To put that in perspective, The Scarborough Hospital is presently cutting needed health services to get rid of a $16 million operating deficit. Yet the province’s slow approval process cost $24 million in what another presenter had referred to as “lost opportunity.”
She might have also heard from New Zealand’s Matthew Brougham who described how his country has achieved the lowest drug costs on the planet through a universal capped Pharmacare program. That includes paying much lower prices than Canada for prescription drugs from Apotex – a Canadian company.
While admitting New Zealand’s system had some drawbacks, including slow adoption of expensive new drugs, Brougham said New Zealand would rather adopt a system that would give everyone a “Ford” as opposed to some a “Rolls Royce System,” others a “Ford,” and some with no access to prescription drugs.

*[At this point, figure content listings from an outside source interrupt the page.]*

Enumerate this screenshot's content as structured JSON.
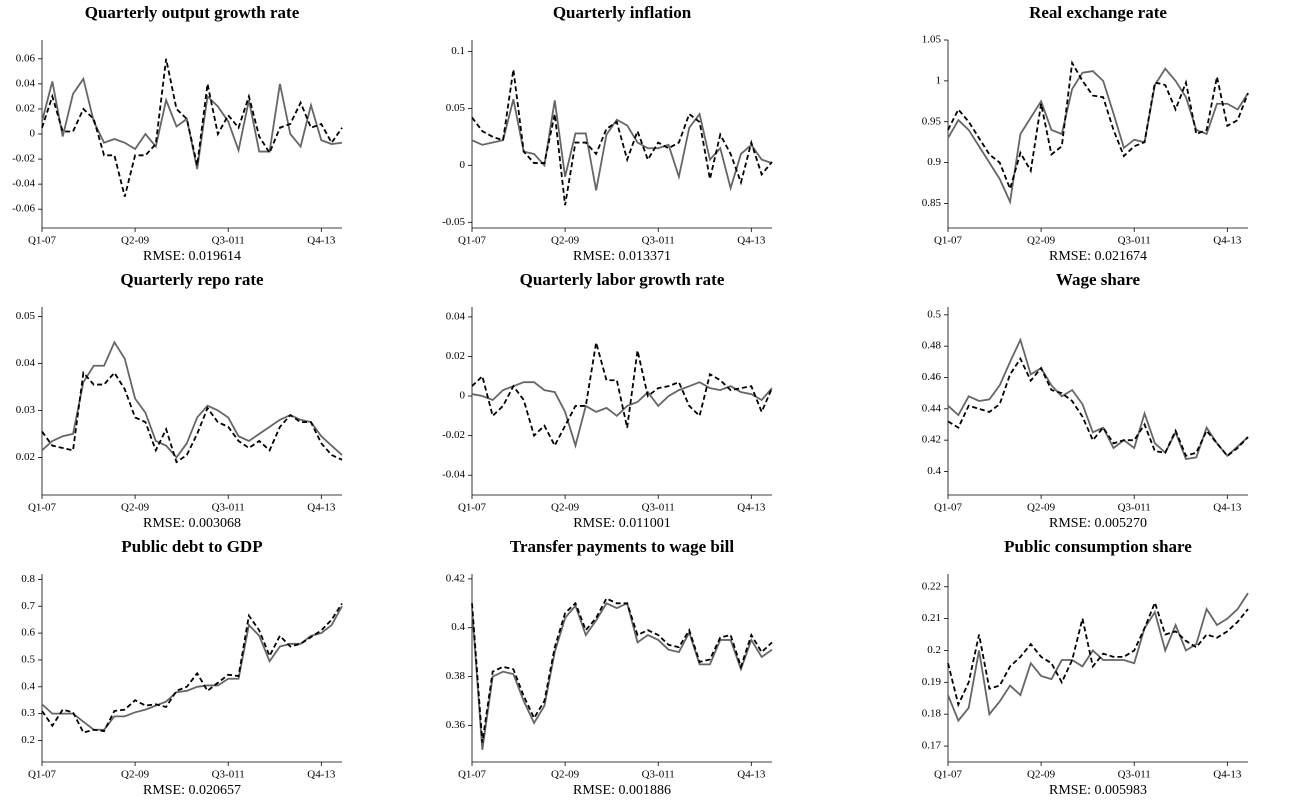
{
  "chart_data": [
    {
      "type": "line",
      "title": "Quarterly output growth rate",
      "xlabel": "RMSE: 0.019614",
      "categories": [
        "Q1-07",
        null,
        null,
        null,
        null,
        null,
        null,
        null,
        null,
        "Q2-09",
        null,
        null,
        null,
        null,
        null,
        null,
        null,
        null,
        "Q3-011",
        null,
        null,
        null,
        null,
        null,
        null,
        null,
        null,
        "Q4-13",
        null,
        null
      ],
      "ylim": [
        -0.075,
        0.075
      ],
      "yticks": [
        -0.06,
        -0.04,
        -0.02,
        0,
        0.02,
        0.04,
        0.06
      ],
      "series": [
        {
          "color": "#666666",
          "style": "solid",
          "values": [
            0.01,
            0.042,
            -0.002,
            0.032,
            0.044,
            0.01,
            -0.007,
            -0.004,
            -0.007,
            -0.012,
            0,
            -0.01,
            0.027,
            0.006,
            0.012,
            -0.028,
            0.03,
            0.022,
            0.01,
            -0.013,
            0.027,
            -0.014,
            -0.014,
            0.04,
            0,
            -0.01,
            0.023,
            -0.005,
            -0.008,
            -0.007
          ]
        },
        {
          "color": "#000000",
          "style": "dashed",
          "values": [
            0.005,
            0.03,
            0.002,
            0.002,
            0.02,
            0.012,
            -0.017,
            -0.017,
            -0.05,
            -0.017,
            -0.017,
            -0.008,
            0.06,
            0.02,
            0.012,
            -0.025,
            0.04,
            0,
            0.015,
            0.005,
            0.03,
            -0.002,
            -0.015,
            0.005,
            0.008,
            0.025,
            0.005,
            0.008,
            -0.007,
            0.005
          ]
        }
      ]
    },
    {
      "type": "line",
      "title": "Quarterly inflation",
      "xlabel": "RMSE: 0.013371",
      "categories": [
        "Q1-07",
        null,
        null,
        null,
        null,
        null,
        null,
        null,
        null,
        "Q2-09",
        null,
        null,
        null,
        null,
        null,
        null,
        null,
        null,
        "Q3-011",
        null,
        null,
        null,
        null,
        null,
        null,
        null,
        null,
        "Q4-13",
        null,
        null
      ],
      "ylim": [
        -0.055,
        0.11
      ],
      "yticks": [
        -0.05,
        0,
        0.05,
        0.1
      ],
      "series": [
        {
          "color": "#666666",
          "style": "solid",
          "values": [
            0.022,
            0.018,
            0.02,
            0.022,
            0.058,
            0.012,
            0.01,
            0,
            0.057,
            -0.01,
            0.028,
            0.028,
            -0.022,
            0.027,
            0.04,
            0.035,
            0.02,
            0.015,
            0.015,
            0.018,
            -0.01,
            0.033,
            0.045,
            0.005,
            0.015,
            -0.02,
            0.01,
            0.018,
            0.005,
            0.002
          ]
        },
        {
          "color": "#000000",
          "style": "dashed",
          "values": [
            0.042,
            0.03,
            0.025,
            0.022,
            0.084,
            0.012,
            0.002,
            0.002,
            0.045,
            -0.035,
            0.02,
            0.02,
            0.01,
            0.032,
            0.038,
            0.005,
            0.03,
            0.005,
            0.02,
            0.015,
            0.02,
            0.045,
            0.038,
            -0.012,
            0.027,
            0.01,
            -0.015,
            0.02,
            -0.008,
            0.003
          ]
        }
      ]
    },
    {
      "type": "line",
      "title": "Real exchange rate",
      "xlabel": "RMSE: 0.021674",
      "categories": [
        "Q1-07",
        null,
        null,
        null,
        null,
        null,
        null,
        null,
        null,
        "Q2-09",
        null,
        null,
        null,
        null,
        null,
        null,
        null,
        null,
        "Q3-011",
        null,
        null,
        null,
        null,
        null,
        null,
        null,
        null,
        "Q4-13",
        null,
        null
      ],
      "ylim": [
        0.82,
        1.05
      ],
      "yticks": [
        0.85,
        0.9,
        0.95,
        1,
        1.05
      ],
      "series": [
        {
          "color": "#666666",
          "style": "solid",
          "values": [
            0.93,
            0.952,
            0.94,
            0.92,
            0.9,
            0.88,
            0.852,
            0.935,
            0.955,
            0.975,
            0.94,
            0.935,
            0.99,
            1.01,
            1.012,
            1.0,
            0.96,
            0.918,
            0.928,
            0.925,
            0.995,
            1.015,
            1.0,
            0.98,
            0.94,
            0.935,
            0.972,
            0.972,
            0.965,
            0.985
          ]
        },
        {
          "color": "#000000",
          "style": "dashed",
          "values": [
            0.94,
            0.965,
            0.95,
            0.93,
            0.91,
            0.9,
            0.868,
            0.912,
            0.89,
            0.972,
            0.91,
            0.92,
            1.022,
            1.0,
            0.982,
            0.98,
            0.94,
            0.908,
            0.92,
            0.925,
            0.998,
            0.995,
            0.965,
            0.998,
            0.935,
            0.94,
            1.005,
            0.945,
            0.952,
            0.985
          ]
        }
      ]
    },
    {
      "type": "line",
      "title": "Quarterly repo rate",
      "xlabel": "RMSE: 0.003068",
      "categories": [
        "Q1-07",
        null,
        null,
        null,
        null,
        null,
        null,
        null,
        null,
        "Q2-09",
        null,
        null,
        null,
        null,
        null,
        null,
        null,
        null,
        "Q3-011",
        null,
        null,
        null,
        null,
        null,
        null,
        null,
        null,
        "Q4-13",
        null,
        null
      ],
      "ylim": [
        0.012,
        0.052
      ],
      "yticks": [
        0.02,
        0.03,
        0.04,
        0.05
      ],
      "series": [
        {
          "color": "#666666",
          "style": "solid",
          "values": [
            0.0215,
            0.0235,
            0.0245,
            0.025,
            0.036,
            0.0395,
            0.0395,
            0.0445,
            0.041,
            0.0325,
            0.0295,
            0.0235,
            0.0225,
            0.02,
            0.023,
            0.0285,
            0.031,
            0.03,
            0.0285,
            0.0245,
            0.0235,
            0.025,
            0.0265,
            0.028,
            0.029,
            0.028,
            0.0275,
            0.0245,
            0.0225,
            0.0205
          ]
        },
        {
          "color": "#000000",
          "style": "dashed",
          "values": [
            0.0255,
            0.0225,
            0.022,
            0.0215,
            0.038,
            0.0355,
            0.0355,
            0.038,
            0.0345,
            0.0285,
            0.0275,
            0.0215,
            0.026,
            0.019,
            0.0205,
            0.025,
            0.0305,
            0.0275,
            0.0265,
            0.0235,
            0.022,
            0.0235,
            0.0215,
            0.0265,
            0.029,
            0.0275,
            0.0275,
            0.023,
            0.0205,
            0.0195
          ]
        }
      ]
    },
    {
      "type": "line",
      "title": "Quarterly labor growth rate",
      "xlabel": "RMSE: 0.011001",
      "categories": [
        "Q1-07",
        null,
        null,
        null,
        null,
        null,
        null,
        null,
        null,
        "Q2-09",
        null,
        null,
        null,
        null,
        null,
        null,
        null,
        null,
        "Q3-011",
        null,
        null,
        null,
        null,
        null,
        null,
        null,
        null,
        "Q4-13",
        null,
        null
      ],
      "ylim": [
        -0.05,
        0.045
      ],
      "yticks": [
        -0.04,
        -0.02,
        0,
        0.02,
        0.04
      ],
      "series": [
        {
          "color": "#666666",
          "style": "solid",
          "values": [
            0.001,
            0,
            -0.002,
            0.003,
            0.005,
            0.007,
            0.007,
            0.003,
            0.002,
            -0.008,
            -0.025,
            -0.005,
            -0.008,
            -0.006,
            -0.01,
            -0.005,
            -0.003,
            0.002,
            -0.005,
            0,
            0.003,
            0.005,
            0.007,
            0.004,
            0.003,
            0.005,
            0.002,
            0.001,
            -0.002,
            0.004
          ]
        },
        {
          "color": "#000000",
          "style": "dashed",
          "values": [
            0.005,
            0.01,
            -0.01,
            -0.005,
            0.005,
            -0.002,
            -0.02,
            -0.015,
            -0.025,
            -0.015,
            -0.005,
            -0.005,
            0.027,
            0.008,
            0.008,
            -0.016,
            0.023,
            0,
            0.004,
            0.005,
            0.007,
            -0.005,
            -0.01,
            0.011,
            0.008,
            0.003,
            0.004,
            0.005,
            -0.008,
            0.004
          ]
        }
      ]
    },
    {
      "type": "line",
      "title": "Wage share",
      "xlabel": "RMSE: 0.005270",
      "categories": [
        "Q1-07",
        null,
        null,
        null,
        null,
        null,
        null,
        null,
        null,
        "Q2-09",
        null,
        null,
        null,
        null,
        null,
        null,
        null,
        null,
        "Q3-011",
        null,
        null,
        null,
        null,
        null,
        null,
        null,
        null,
        "Q4-13",
        null,
        null
      ],
      "ylim": [
        0.385,
        0.505
      ],
      "yticks": [
        0.4,
        0.42,
        0.44,
        0.46,
        0.48,
        0.5
      ],
      "series": [
        {
          "color": "#666666",
          "style": "solid",
          "values": [
            0.442,
            0.436,
            0.448,
            0.445,
            0.446,
            0.455,
            0.47,
            0.484,
            0.462,
            0.466,
            0.455,
            0.448,
            0.452,
            0.443,
            0.425,
            0.428,
            0.415,
            0.42,
            0.415,
            0.437,
            0.418,
            0.412,
            0.425,
            0.408,
            0.409,
            0.428,
            0.418,
            0.41,
            0.416,
            0.422
          ]
        },
        {
          "color": "#000000",
          "style": "dashed",
          "values": [
            0.432,
            0.428,
            0.442,
            0.44,
            0.438,
            0.443,
            0.462,
            0.472,
            0.458,
            0.466,
            0.452,
            0.45,
            0.445,
            0.435,
            0.42,
            0.428,
            0.418,
            0.42,
            0.42,
            0.43,
            0.413,
            0.412,
            0.426,
            0.41,
            0.412,
            0.426,
            0.418,
            0.41,
            0.415,
            0.422
          ]
        }
      ]
    },
    {
      "type": "line",
      "title": "Public debt to GDP",
      "xlabel": "RMSE: 0.020657",
      "categories": [
        "Q1-07",
        null,
        null,
        null,
        null,
        null,
        null,
        null,
        null,
        "Q2-09",
        null,
        null,
        null,
        null,
        null,
        null,
        null,
        null,
        "Q3-011",
        null,
        null,
        null,
        null,
        null,
        null,
        null,
        null,
        "Q4-13",
        null,
        null
      ],
      "ylim": [
        0.12,
        0.82
      ],
      "yticks": [
        0.2,
        0.3,
        0.4,
        0.5,
        0.6,
        0.7,
        0.8
      ],
      "series": [
        {
          "color": "#666666",
          "style": "solid",
          "values": [
            0.335,
            0.3,
            0.3,
            0.3,
            0.27,
            0.24,
            0.24,
            0.29,
            0.29,
            0.305,
            0.315,
            0.33,
            0.345,
            0.38,
            0.385,
            0.4,
            0.405,
            0.405,
            0.43,
            0.43,
            0.63,
            0.59,
            0.495,
            0.55,
            0.56,
            0.56,
            0.59,
            0.6,
            0.63,
            0.7
          ]
        },
        {
          "color": "#000000",
          "style": "dashed",
          "values": [
            0.31,
            0.255,
            0.315,
            0.305,
            0.23,
            0.24,
            0.235,
            0.31,
            0.315,
            0.35,
            0.33,
            0.335,
            0.325,
            0.385,
            0.4,
            0.45,
            0.385,
            0.415,
            0.445,
            0.44,
            0.665,
            0.61,
            0.515,
            0.59,
            0.55,
            0.56,
            0.585,
            0.61,
            0.65,
            0.71
          ]
        }
      ]
    },
    {
      "type": "line",
      "title": "Transfer payments to wage bill",
      "xlabel": "RMSE: 0.001886",
      "categories": [
        "Q1-07",
        null,
        null,
        null,
        null,
        null,
        null,
        null,
        null,
        "Q2-09",
        null,
        null,
        null,
        null,
        null,
        null,
        null,
        null,
        "Q3-011",
        null,
        null,
        null,
        null,
        null,
        null,
        null,
        null,
        "Q4-13",
        null,
        null
      ],
      "ylim": [
        0.345,
        0.422
      ],
      "yticks": [
        0.36,
        0.38,
        0.4,
        0.42
      ],
      "series": [
        {
          "color": "#666666",
          "style": "solid",
          "values": [
            0.408,
            0.35,
            0.38,
            0.382,
            0.381,
            0.37,
            0.361,
            0.368,
            0.39,
            0.404,
            0.409,
            0.397,
            0.403,
            0.41,
            0.408,
            0.41,
            0.394,
            0.397,
            0.395,
            0.391,
            0.39,
            0.398,
            0.385,
            0.385,
            0.395,
            0.395,
            0.383,
            0.395,
            0.388,
            0.391
          ]
        },
        {
          "color": "#000000",
          "style": "dashed",
          "values": [
            0.41,
            0.353,
            0.382,
            0.384,
            0.383,
            0.372,
            0.363,
            0.37,
            0.392,
            0.406,
            0.41,
            0.399,
            0.404,
            0.412,
            0.41,
            0.41,
            0.397,
            0.399,
            0.397,
            0.393,
            0.392,
            0.399,
            0.386,
            0.387,
            0.396,
            0.397,
            0.384,
            0.397,
            0.39,
            0.394
          ]
        }
      ]
    },
    {
      "type": "line",
      "title": "Public consumption share",
      "xlabel": "RMSE: 0.005983",
      "categories": [
        "Q1-07",
        null,
        null,
        null,
        null,
        null,
        null,
        null,
        null,
        "Q2-09",
        null,
        null,
        null,
        null,
        null,
        null,
        null,
        null,
        "Q3-011",
        null,
        null,
        null,
        null,
        null,
        null,
        null,
        null,
        "Q4-13",
        null,
        null
      ],
      "ylim": [
        0.165,
        0.224
      ],
      "yticks": [
        0.17,
        0.18,
        0.19,
        0.2,
        0.21,
        0.22
      ],
      "series": [
        {
          "color": "#666666",
          "style": "solid",
          "values": [
            0.186,
            0.178,
            0.182,
            0.2,
            0.18,
            0.184,
            0.189,
            0.186,
            0.196,
            0.192,
            0.191,
            0.197,
            0.197,
            0.195,
            0.2,
            0.197,
            0.197,
            0.197,
            0.196,
            0.207,
            0.212,
            0.2,
            0.208,
            0.2,
            0.202,
            0.213,
            0.208,
            0.21,
            0.213,
            0.218
          ]
        },
        {
          "color": "#000000",
          "style": "dashed",
          "values": [
            0.196,
            0.183,
            0.19,
            0.205,
            0.188,
            0.189,
            0.195,
            0.198,
            0.202,
            0.198,
            0.196,
            0.19,
            0.197,
            0.21,
            0.195,
            0.199,
            0.198,
            0.198,
            0.2,
            0.207,
            0.215,
            0.205,
            0.206,
            0.203,
            0.201,
            0.205,
            0.204,
            0.206,
            0.209,
            0.213
          ]
        }
      ]
    }
  ]
}
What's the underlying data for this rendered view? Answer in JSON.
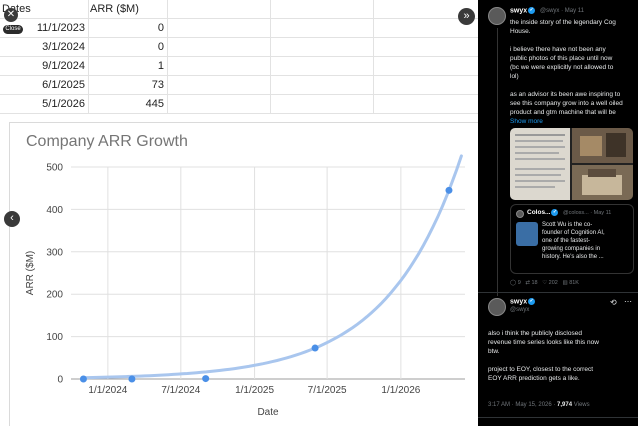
{
  "sheet": {
    "headers": [
      "Dates",
      "ARR ($M)"
    ],
    "rows": [
      [
        "11/1/2023",
        "0"
      ],
      [
        "3/1/2024",
        "0"
      ],
      [
        "9/1/2024",
        "1"
      ],
      [
        "6/1/2025",
        "73"
      ],
      [
        "5/1/2026",
        "445"
      ]
    ],
    "close_label": "Close"
  },
  "chart_data": {
    "type": "scatter",
    "title": "Company ARR Growth",
    "xlabel": "Date",
    "ylabel": "ARR ($M)",
    "x": [
      "2023-11-01",
      "2024-03-01",
      "2024-09-01",
      "2025-06-01",
      "2026-05-01"
    ],
    "y": [
      0,
      0,
      1,
      73,
      445
    ],
    "trendline": "exponential",
    "x_tick_labels": [
      "1/1/2024",
      "7/1/2024",
      "1/1/2025",
      "7/1/2025",
      "1/1/2026"
    ],
    "x_ticks": [
      "2024-01-01",
      "2024-07-01",
      "2025-01-01",
      "2025-07-01",
      "2026-01-01"
    ],
    "y_ticks": [
      0,
      100,
      200,
      300,
      400,
      500
    ],
    "ylim": [
      0,
      500
    ],
    "grid": true,
    "point_color": "#4a8fe7",
    "trend_color": "#a9c6ee"
  },
  "tweet1": {
    "name": "swyx",
    "handle": "@swyx",
    "date": "May 11",
    "text_lines": [
      "the inside story of the legendary Cog",
      "House.",
      "",
      "i believe there have not been any",
      "public photos of this place until now",
      "(bc we were explicitly not allowed to",
      "lol)",
      "",
      "as an advisor its been awe inspiring to",
      "see this company grow into a well oiled",
      "product and gtm machine that will be"
    ],
    "show_more": "Show more"
  },
  "quote": {
    "name": "Colos...",
    "handle": "@coloss...",
    "date": "May 11",
    "text_lines": [
      "Scott Wu is the co-",
      "founder of Cognition AI,",
      "one of the fastest-",
      "growing companies in",
      "history. He's also the ..."
    ]
  },
  "tweet1_actions": [
    "9",
    "18",
    "202",
    "81K"
  ],
  "tweet2": {
    "name": "swyx",
    "handle": "@swyx",
    "text_lines": [
      "also i think the publicly disclosed",
      "revenue time series looks like this now",
      "btw.",
      "",
      "project to EOY, closest to the correct",
      "EOY ARR prediction gets a like."
    ],
    "timestamp": "3:17 AM · May 15, 2026",
    "views": "7,974",
    "views_label": "Views"
  },
  "colors": {
    "twitter_blue": "#1d9bf0",
    "dark_bg": "#000000"
  }
}
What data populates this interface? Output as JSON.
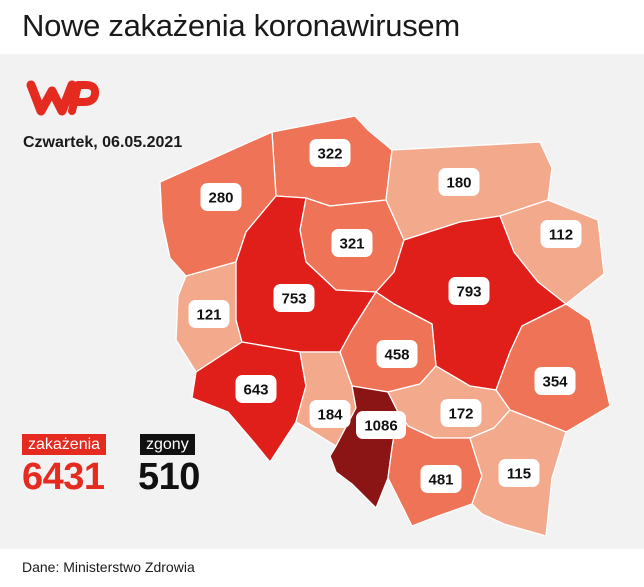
{
  "title": "Nowe zakażenia koronawirusem",
  "date": "Czwartek, 06.05.2021",
  "logo": {
    "name": "wp-logo",
    "color": "#e52a20"
  },
  "source": "Dane: Ministerstwo Zdrowia",
  "totals": {
    "cases_label": "zakażenia",
    "cases_value": "6431",
    "deaths_label": "zgony",
    "deaths_value": "510"
  },
  "colors": {
    "accent": "#e52a20",
    "level_low": "#f2a98c",
    "level_mid": "#ef7357",
    "level_high": "#e01f1a",
    "level_max": "#8b1414"
  },
  "regions": [
    {
      "value": "322",
      "level": "mid"
    },
    {
      "value": "280",
      "level": "mid"
    },
    {
      "value": "180",
      "level": "low"
    },
    {
      "value": "321",
      "level": "mid"
    },
    {
      "value": "112",
      "level": "low"
    },
    {
      "value": "121",
      "level": "low"
    },
    {
      "value": "753",
      "level": "high"
    },
    {
      "value": "793",
      "level": "high"
    },
    {
      "value": "458",
      "level": "mid"
    },
    {
      "value": "643",
      "level": "high"
    },
    {
      "value": "354",
      "level": "mid"
    },
    {
      "value": "184",
      "level": "low"
    },
    {
      "value": "1086",
      "level": "max"
    },
    {
      "value": "172",
      "level": "low"
    },
    {
      "value": "481",
      "level": "mid"
    },
    {
      "value": "115",
      "level": "low"
    }
  ]
}
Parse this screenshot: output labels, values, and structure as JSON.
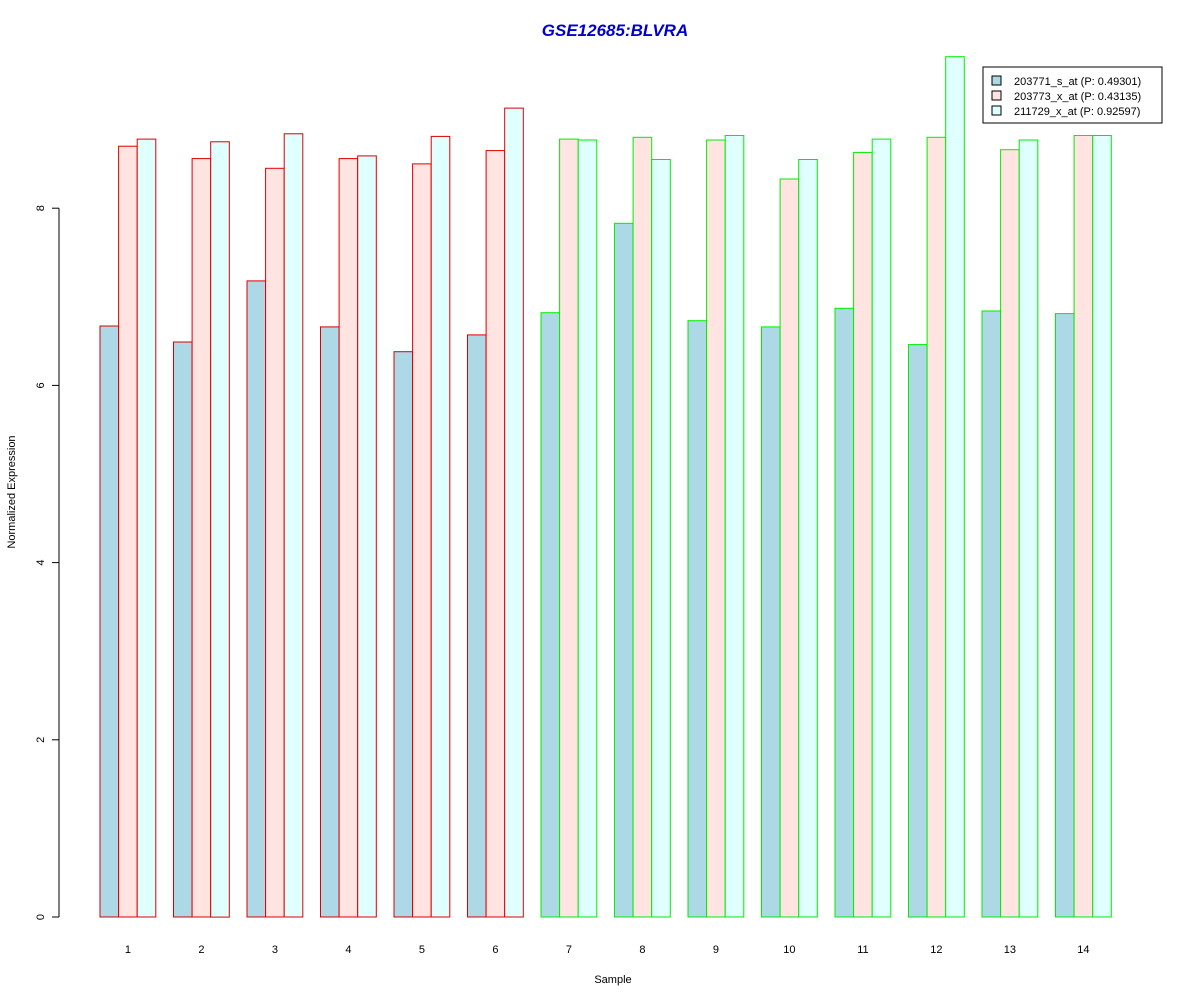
{
  "chart_data": {
    "type": "bar",
    "title": "GSE12685:BLVRA",
    "xlabel": "Sample",
    "ylabel": "Normalized Expression",
    "categories": [
      "1",
      "2",
      "3",
      "4",
      "5",
      "6",
      "7",
      "8",
      "9",
      "10",
      "11",
      "12",
      "13",
      "14"
    ],
    "ylim": [
      0,
      9.8
    ],
    "yticks": [
      "0",
      "2",
      "4",
      "6",
      "8"
    ],
    "series": [
      {
        "name": "203771_s_at (P: 0.49301)",
        "fill": "#add8e6",
        "values": [
          6.67,
          6.49,
          7.18,
          6.66,
          6.38,
          6.57,
          6.82,
          7.83,
          6.73,
          6.66,
          6.87,
          6.46,
          6.84,
          6.81
        ]
      },
      {
        "name": "203773_x_at (P: 0.43135)",
        "fill": "#ffe4e1",
        "values": [
          8.7,
          8.56,
          8.45,
          8.56,
          8.5,
          8.65,
          8.78,
          8.8,
          8.77,
          8.33,
          8.63,
          8.8,
          8.66,
          8.82
        ]
      },
      {
        "name": "211729_x_at (P: 0.92597)",
        "fill": "#e0ffff",
        "values": [
          8.78,
          8.75,
          8.84,
          8.59,
          8.81,
          9.13,
          8.77,
          8.55,
          8.82,
          8.55,
          8.78,
          9.71,
          8.77,
          8.82
        ]
      }
    ],
    "group_borders": [
      "#dd0000",
      "#dd0000",
      "#dd0000",
      "#dd0000",
      "#dd0000",
      "#dd0000",
      "#00ee00",
      "#00ee00",
      "#00ee00",
      "#00ee00",
      "#00ee00",
      "#00ee00",
      "#00ee00",
      "#00ee00"
    ],
    "legend_position": "top-right",
    "grid": false
  }
}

Walter Robinson, a former Conservative candidate representing the brand name pharmaceutical companies, made the astute remark “if you are not at the table, somebody is having you for dinner.”
Aglukkaq was definitely had for dinner.
Kathleen Connors, the former Chair of the Canadian Health Coalition, rose to the microphone and expressed her anger at the willful absence of the Federal Health Minister.
Noting Canada’s outlier position as being one of the last industrialized countries to adopt a national drug plan, Connors asked “how do we get the Feds to the table when we are so far behind our brothers and sisters in the developed world?”
Aglukkaq may also take note the excessively high health care costs paid by the U.S. and the similar inefficient U.S. style pharmaceutical system we have in Canada. When it comes to prescription drugs, Canada has some public coverage, some private coverage, and many citizens with no coverage. It is estimated that about one in ten Canadians do not follow their doctor’s prescription because of cost.
Dr. Joel Lexchin, a professor in York University’s School of Health Policy and Management, noted the current Federal government is missing in action and is likely to remain in action until they are thrown out.